Generating Long Sequences with Sparse Transformers (1904.10509v1)

Published 23 Apr 2019 in cs.LG and stat.ML

Abstract: Transformers are powerful sequence models, but require time and memory that grows quadratically with the sequence length. In this paper we introduce sparse factorizations of the attention matrix which reduce this to $O(n \sqrt{n})$. We also introduce a) a variation on architecture and initialization to train deeper networks, b) the recomputation of attention matrices to save memory, and c) fast attention kernels for training. We call networks with these changes Sparse Transformers, and show they can model sequences tens of thousands of timesteps long using hundreds of layers. We use the same architecture to model images, audio, and text from raw bytes, setting a new state of the art for density modeling of Enwik8, CIFAR-10, and ImageNet-64. We generate unconditional samples that demonstrate global coherence and great diversity, and show it is possible in principle to use self-attention to model sequences of length one million or more.

PDF Abstract

Introduction

In their contribution to the field, Child et al. introduce several enhancements to the Transformer architecture with the intent of addressing the limitations imposed by sequence length on time and memory resources. The seminal model, although proficient in a range of sequence modeling tasks, experiences a quadratically increasing computational burden with lengthier sequences. The proposed modifications by Child et al. include sparse factorizations of the attention matrix and supporting innovations to effectively model sequences of substantial length.

Related Work and Background

The paper situates itself within the landscape of neural autoregressive models which excel in modeling high-dimensional data distributions inherent to text, audio, and visual data sequences. Although these models, including CNN-based architectures and WaveNet, exhibit notable capabilities, their success comes with a steep computational price. The Transformer architecture by Vaswani et al., though outperforming in natural language tasks, is similarly demanding in resources when faced with long sequences. Child et al.'s work is primarily focused on curtailing the memory and computational requirements of the Transformer for extended sequences without sacrificing performance.

Sparse Transformer Architecture

The Sparse Transformer, as coined by the authors, incorporates several key elements: a restructured residual block, sparse attention kernels for efficient computation, and recomputation of attention weights during backpropagation to save on memory.

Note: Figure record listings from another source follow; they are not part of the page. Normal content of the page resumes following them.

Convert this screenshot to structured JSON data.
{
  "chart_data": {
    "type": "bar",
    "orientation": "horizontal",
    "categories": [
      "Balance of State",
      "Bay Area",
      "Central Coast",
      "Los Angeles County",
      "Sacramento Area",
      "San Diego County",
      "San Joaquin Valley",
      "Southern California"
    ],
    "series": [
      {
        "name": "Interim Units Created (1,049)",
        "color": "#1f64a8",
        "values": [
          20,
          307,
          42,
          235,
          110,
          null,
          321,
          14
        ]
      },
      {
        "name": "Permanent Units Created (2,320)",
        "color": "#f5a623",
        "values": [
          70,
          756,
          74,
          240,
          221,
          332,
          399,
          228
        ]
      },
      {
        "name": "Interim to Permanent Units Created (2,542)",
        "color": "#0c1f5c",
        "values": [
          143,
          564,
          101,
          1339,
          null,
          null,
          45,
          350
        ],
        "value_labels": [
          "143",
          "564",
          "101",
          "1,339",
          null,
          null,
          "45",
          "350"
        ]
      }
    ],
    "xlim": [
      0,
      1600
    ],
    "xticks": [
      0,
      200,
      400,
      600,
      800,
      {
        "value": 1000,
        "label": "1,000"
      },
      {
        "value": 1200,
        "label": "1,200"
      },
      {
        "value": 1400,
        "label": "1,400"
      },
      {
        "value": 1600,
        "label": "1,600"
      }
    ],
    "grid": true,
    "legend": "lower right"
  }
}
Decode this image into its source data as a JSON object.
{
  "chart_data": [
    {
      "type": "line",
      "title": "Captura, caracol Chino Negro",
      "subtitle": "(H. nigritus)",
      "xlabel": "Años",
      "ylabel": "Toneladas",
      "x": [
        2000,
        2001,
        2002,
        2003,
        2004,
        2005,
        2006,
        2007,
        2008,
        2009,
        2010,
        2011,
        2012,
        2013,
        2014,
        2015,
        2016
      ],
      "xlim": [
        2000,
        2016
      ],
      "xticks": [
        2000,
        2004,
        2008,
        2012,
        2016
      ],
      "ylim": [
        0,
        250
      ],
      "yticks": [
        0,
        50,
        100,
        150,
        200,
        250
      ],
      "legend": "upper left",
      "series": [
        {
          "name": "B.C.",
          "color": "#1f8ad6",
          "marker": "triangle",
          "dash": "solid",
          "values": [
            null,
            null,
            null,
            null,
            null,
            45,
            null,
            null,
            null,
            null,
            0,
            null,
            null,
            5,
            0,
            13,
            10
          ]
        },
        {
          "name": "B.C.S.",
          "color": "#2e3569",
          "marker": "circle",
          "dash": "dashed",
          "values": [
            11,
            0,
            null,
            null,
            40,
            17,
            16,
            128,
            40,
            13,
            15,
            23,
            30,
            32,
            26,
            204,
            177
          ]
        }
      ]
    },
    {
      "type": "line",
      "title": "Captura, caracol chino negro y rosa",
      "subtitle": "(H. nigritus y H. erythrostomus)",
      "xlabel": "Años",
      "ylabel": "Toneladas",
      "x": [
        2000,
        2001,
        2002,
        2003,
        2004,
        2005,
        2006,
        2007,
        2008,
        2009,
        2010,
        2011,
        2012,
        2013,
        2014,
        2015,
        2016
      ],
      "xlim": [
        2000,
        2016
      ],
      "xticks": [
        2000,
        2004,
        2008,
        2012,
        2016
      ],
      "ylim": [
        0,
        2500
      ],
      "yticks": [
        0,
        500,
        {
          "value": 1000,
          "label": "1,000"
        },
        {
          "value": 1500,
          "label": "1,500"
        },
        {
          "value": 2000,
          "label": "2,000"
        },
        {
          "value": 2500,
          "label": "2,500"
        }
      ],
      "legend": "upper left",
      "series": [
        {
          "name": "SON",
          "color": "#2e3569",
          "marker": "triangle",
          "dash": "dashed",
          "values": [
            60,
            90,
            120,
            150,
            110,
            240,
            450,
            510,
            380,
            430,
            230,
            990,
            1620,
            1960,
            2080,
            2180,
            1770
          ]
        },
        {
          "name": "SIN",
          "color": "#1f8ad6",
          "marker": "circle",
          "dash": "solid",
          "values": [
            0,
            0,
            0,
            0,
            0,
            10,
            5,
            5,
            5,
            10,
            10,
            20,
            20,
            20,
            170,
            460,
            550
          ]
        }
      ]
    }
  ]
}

These changes accommodate the model's training on sequences tens of thousands of timesteps long. Furthermore, the paper introduces a method for implementing attention over two dimensions, suitable for structures where data possesses a two-dimensional geometry, such as images or waveforms.

Experiments and Results

The authors empirically validate their architecture across a variety of data types, including natural language, raw audio, and images. Their Sparse Transformers achieve state-of-the-art performance in density modeling tasks and generate samples that showcase global coherence over extended sequence lengths. Notably, the experiments demonstrate that models equipped with sparse patterns not only improve computational efficiency but also tend to converge to lower error rates, potentially implying a fruitful inductive bias or hinting at optimization challenges inherent to dense attention models.

Conclusion

Child et al.'s Sparse Transformers present a significant advancement in efficiently modeling long sequences, delivering state-of-the-art results across multiple types of data. They address core issues in the Transformer's scalability and demonstrate the potential of self-attention in effectively managing sequences with over a million elements. These achievements mark an impactful stride in the area of large-scale sequence modeling, paving the way for future explorations of even longer and more complex datasets.